Troughs—Dangers of this Method—Bottle Feeders—Cheshire's Feeding Stage—Neighbour's Can Feeder—The "Round Feeder"—Autumn Feeding—Spring Feeding—Uses of Precautions—Summer Feeding of Swarms—Flour-cake—Barley-sugar or Sugar-cake—Mr. Hunter's Recipe.
We have already spoken of the advantages consequent on feeding swarms for a few days after they emerge, especially if the weather should be wet, cold, or dull. It is even more important to see that in spring and autumn, if the stocks require food, it is given to them. With the old-fashioned skep there are difficulties in the successful supply of nourishment. The ordinary plan used to be to take a piece of elder-wood, and having cut it down the middle, and having removed the pith, to stop the open ends, or manage to have a knot at each, and then, having filled these long narrow troughs with syrup, to insert them into the hive by the entrance hole. Several disadvantages attend this plan. Firstly, there is the danger of spilling some of the liquid, and so inducing visits of bees from near hives, and setting up "robbing," with its disasters. Next, it is almost impossible, without constant attention, to give a proper amount of food thus. Thirdly, the bees being attracted to the floor of the hive, often become numbed in cold weather, and perish. Fourthly, where considerable feeding is necessary, and has to be rapidly done, it is impossible to accomplish it by this method, except at the cost of immense trouble.
Skeps which have a flat or broad top, with a hole fitted with a cork, can be supplied in a much better manner by one of the various kinds of apparatus we shall now describe.
Fig. 66.—Bottle Feeder.
First, the "bottle feeder" consists of a glass jar (such as pickles, French plums, jams, marmalade, &c., are sold in), resting on a block, square or round, as may be convenient, and having a hole cut to receive the neck of the bottle. Over the hole is fastened a piece of perforated zinc with very fine meshes. Over the mouth of the battle a piece of fine net or muslin should be secured by a band round the neck, after the syrup has been poured In. Then the block having been put over the hole in the top of the hive, the bottle of syrup may be inverted and stood in the hollow prepared for it. The bees will soon become aware of the fact that food is within their reach, and poking their tongues through the zinc and muslin, they will draw what supplies they need. As no air can get through the syrup, the liquid will run only as fast as it is imbibed by the bees, unless, through sun-heat, the bottle should become so warmed as to cause the air inside to expand, and thrust out the food faster than it can be drunk. It is easy to avoid this danger by properly covering the bottle. Another, and still more important, reason for protecting it is to prevent any bees from another hive getting at it; for should they do so, robbing is very likely to ensue, stolen sweets having a most demoralising effect on bees, as well as on human beings; and this trouble once started, it is difficult to stop it before all the weak stocks have been plundered and destroyed by their stronger neighbours.

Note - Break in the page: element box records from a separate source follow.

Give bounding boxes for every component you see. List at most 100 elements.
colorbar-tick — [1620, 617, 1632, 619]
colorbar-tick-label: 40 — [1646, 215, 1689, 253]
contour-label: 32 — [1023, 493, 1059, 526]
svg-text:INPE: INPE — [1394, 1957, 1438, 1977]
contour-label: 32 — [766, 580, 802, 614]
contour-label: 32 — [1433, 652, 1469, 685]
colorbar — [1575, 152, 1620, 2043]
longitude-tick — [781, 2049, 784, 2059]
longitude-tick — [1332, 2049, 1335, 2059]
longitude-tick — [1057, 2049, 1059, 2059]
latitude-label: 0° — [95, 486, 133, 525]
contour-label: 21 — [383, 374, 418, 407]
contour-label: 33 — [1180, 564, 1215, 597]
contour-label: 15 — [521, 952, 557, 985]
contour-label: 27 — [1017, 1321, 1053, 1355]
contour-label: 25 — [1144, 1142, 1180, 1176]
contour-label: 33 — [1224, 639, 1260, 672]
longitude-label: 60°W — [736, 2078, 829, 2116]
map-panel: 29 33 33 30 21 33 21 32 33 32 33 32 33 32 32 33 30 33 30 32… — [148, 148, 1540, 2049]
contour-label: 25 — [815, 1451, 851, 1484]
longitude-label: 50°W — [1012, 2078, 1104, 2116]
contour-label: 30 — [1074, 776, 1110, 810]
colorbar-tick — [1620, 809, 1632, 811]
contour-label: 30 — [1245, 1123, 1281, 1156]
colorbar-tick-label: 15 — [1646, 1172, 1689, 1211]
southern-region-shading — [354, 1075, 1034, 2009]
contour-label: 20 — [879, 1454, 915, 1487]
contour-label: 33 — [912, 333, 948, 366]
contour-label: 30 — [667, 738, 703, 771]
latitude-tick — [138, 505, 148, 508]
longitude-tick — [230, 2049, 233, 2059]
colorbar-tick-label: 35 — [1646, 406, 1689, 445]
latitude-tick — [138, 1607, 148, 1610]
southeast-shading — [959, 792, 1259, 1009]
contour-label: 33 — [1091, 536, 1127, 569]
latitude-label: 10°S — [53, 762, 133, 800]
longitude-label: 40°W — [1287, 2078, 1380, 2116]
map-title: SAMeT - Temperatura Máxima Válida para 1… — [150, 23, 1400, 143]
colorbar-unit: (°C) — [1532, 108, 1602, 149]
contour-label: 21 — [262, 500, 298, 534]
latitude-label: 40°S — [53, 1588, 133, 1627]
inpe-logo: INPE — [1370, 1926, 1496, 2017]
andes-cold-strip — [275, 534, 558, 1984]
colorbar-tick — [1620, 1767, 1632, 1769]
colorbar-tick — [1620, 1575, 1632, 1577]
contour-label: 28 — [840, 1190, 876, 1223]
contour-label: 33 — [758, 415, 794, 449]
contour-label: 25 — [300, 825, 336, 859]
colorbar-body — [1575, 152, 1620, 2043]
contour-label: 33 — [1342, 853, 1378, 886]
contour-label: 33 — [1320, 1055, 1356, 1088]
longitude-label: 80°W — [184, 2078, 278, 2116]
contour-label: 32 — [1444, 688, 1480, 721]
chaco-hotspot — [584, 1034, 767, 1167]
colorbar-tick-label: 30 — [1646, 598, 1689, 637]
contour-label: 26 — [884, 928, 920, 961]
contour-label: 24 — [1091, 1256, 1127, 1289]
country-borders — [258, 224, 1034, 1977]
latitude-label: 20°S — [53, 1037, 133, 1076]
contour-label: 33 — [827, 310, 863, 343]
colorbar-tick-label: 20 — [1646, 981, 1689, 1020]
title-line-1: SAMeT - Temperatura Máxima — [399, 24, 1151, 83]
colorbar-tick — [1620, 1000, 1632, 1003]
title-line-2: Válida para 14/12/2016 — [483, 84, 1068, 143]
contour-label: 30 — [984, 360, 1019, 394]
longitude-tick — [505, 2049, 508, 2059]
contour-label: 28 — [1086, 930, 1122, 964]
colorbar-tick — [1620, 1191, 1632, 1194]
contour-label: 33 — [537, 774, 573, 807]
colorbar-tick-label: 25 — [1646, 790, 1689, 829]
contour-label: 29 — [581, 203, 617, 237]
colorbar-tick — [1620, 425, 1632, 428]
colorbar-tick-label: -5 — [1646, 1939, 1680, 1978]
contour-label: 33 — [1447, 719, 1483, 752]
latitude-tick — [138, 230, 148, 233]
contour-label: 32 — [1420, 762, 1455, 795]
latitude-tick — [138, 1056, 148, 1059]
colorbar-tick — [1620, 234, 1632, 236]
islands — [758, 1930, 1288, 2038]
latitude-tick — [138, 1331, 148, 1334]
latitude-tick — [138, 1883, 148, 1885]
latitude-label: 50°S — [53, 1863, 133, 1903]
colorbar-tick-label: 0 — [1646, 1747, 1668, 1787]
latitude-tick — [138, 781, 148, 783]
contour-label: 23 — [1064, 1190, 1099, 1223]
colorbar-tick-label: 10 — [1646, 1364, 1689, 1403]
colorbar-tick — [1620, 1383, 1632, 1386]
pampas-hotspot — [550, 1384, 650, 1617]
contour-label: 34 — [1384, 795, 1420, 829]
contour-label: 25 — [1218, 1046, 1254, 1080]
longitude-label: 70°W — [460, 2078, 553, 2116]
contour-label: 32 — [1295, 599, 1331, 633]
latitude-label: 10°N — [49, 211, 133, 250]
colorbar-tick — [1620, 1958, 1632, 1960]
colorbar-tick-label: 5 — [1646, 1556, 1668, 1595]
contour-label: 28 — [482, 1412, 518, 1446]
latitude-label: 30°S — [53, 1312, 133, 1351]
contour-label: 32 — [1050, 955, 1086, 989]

Fig. 67.—Cheshire's Feeding Stage.
In order to regulate precisely the quantity of food it may be desirable to give to a stock, Mr. Cheshire has devised, instead of the muslin cover, a piece of vulcanite pierced with holes in a particular pattern, and rotating round a screw in such a way that one, two, three, or any required number of holes may be open at the same time. He also uses, and recommends, a small shovel, in which the bottle of syrup is first inverted. Then, when placed just over the vulcanite plate, the shovel is quickly withdrawn without the loss of any of the liquid.
This matter of carefully controlling the quantity of food allowed, is very important in the spring, when it is desired not only to save impoverished stocks from dying of hunger, but to stimulate well-doing stocks to early breeding. For, if too abundant supplies of syrup are given, the bees, in their determination not to miss any opportunity of storing at a time when there is no honey to be got out of doors, will fill the middle cells which are nearest the bottle, instead of leaving them for the queen to deposit eggs in, as she would naturally do, to secure them the full warmth of the cluster of her subjects.